In this project, we have a brief and clear introduction to the growth of LC’s main business. It’s obvious that LC is currently a fast-growing but the increasing of volume and amount of loans is erratic. It is surprising given that we expect public companies to be more stable, which means some customers still cannot completely trust LC and its products. The drastic fluctuation of LC’s stock price also proves the conclusion.
However, LC’s business model still brings a great advantage over traditional banks. LC is improving its risk and credit evaluation technology and trying to extend its market from individuals to businesses. From the latest growth data, we still believe LC issued loans will continue to grow rapidly.
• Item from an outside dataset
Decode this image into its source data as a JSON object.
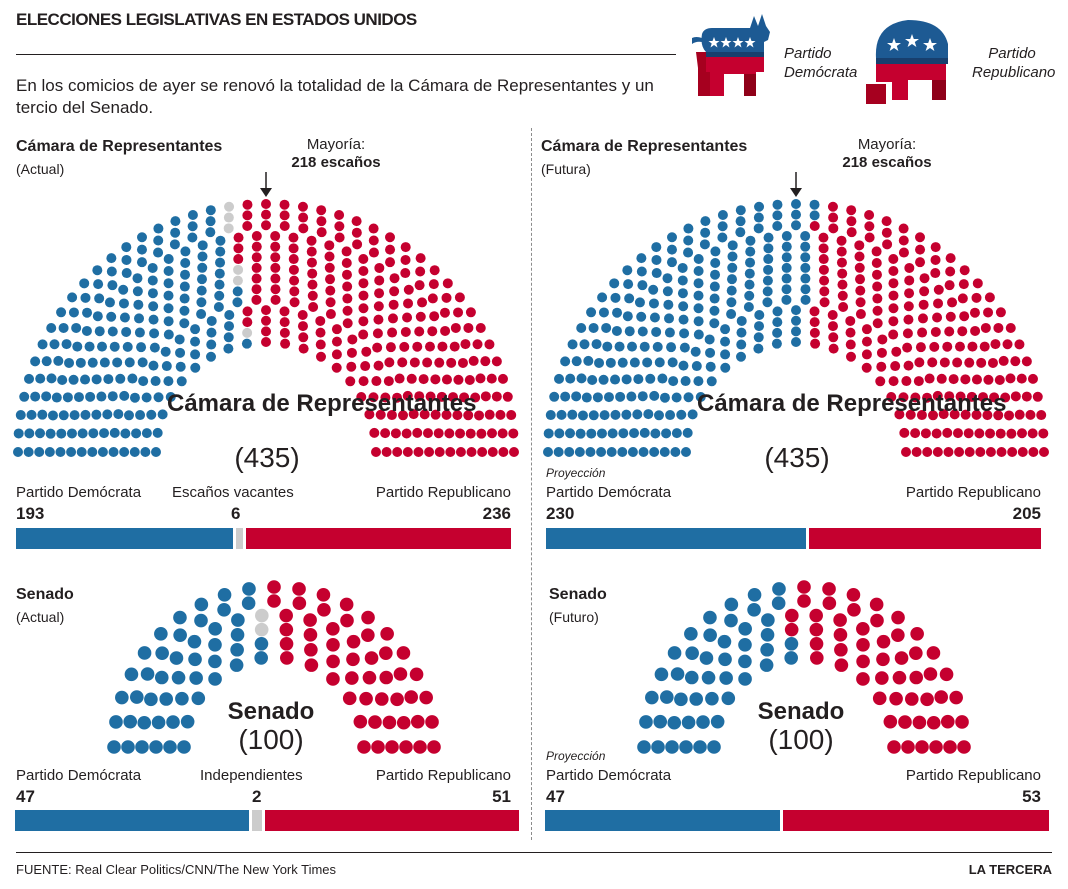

Geographical distribution of issued loans may be influenced by several factors such as state financial standing, state culture, LC’s advertising strategies, etc. We need more data for the deeper exploration, so combining current dataset with other datasets is a good choice.
FICO is widely accepted by traditional banks as a credit index, but LC claims that its algorithm considers more than 2000 variables in credit evolution and risk management. We need to have more data and apply advanced models to compare these two risk grading system.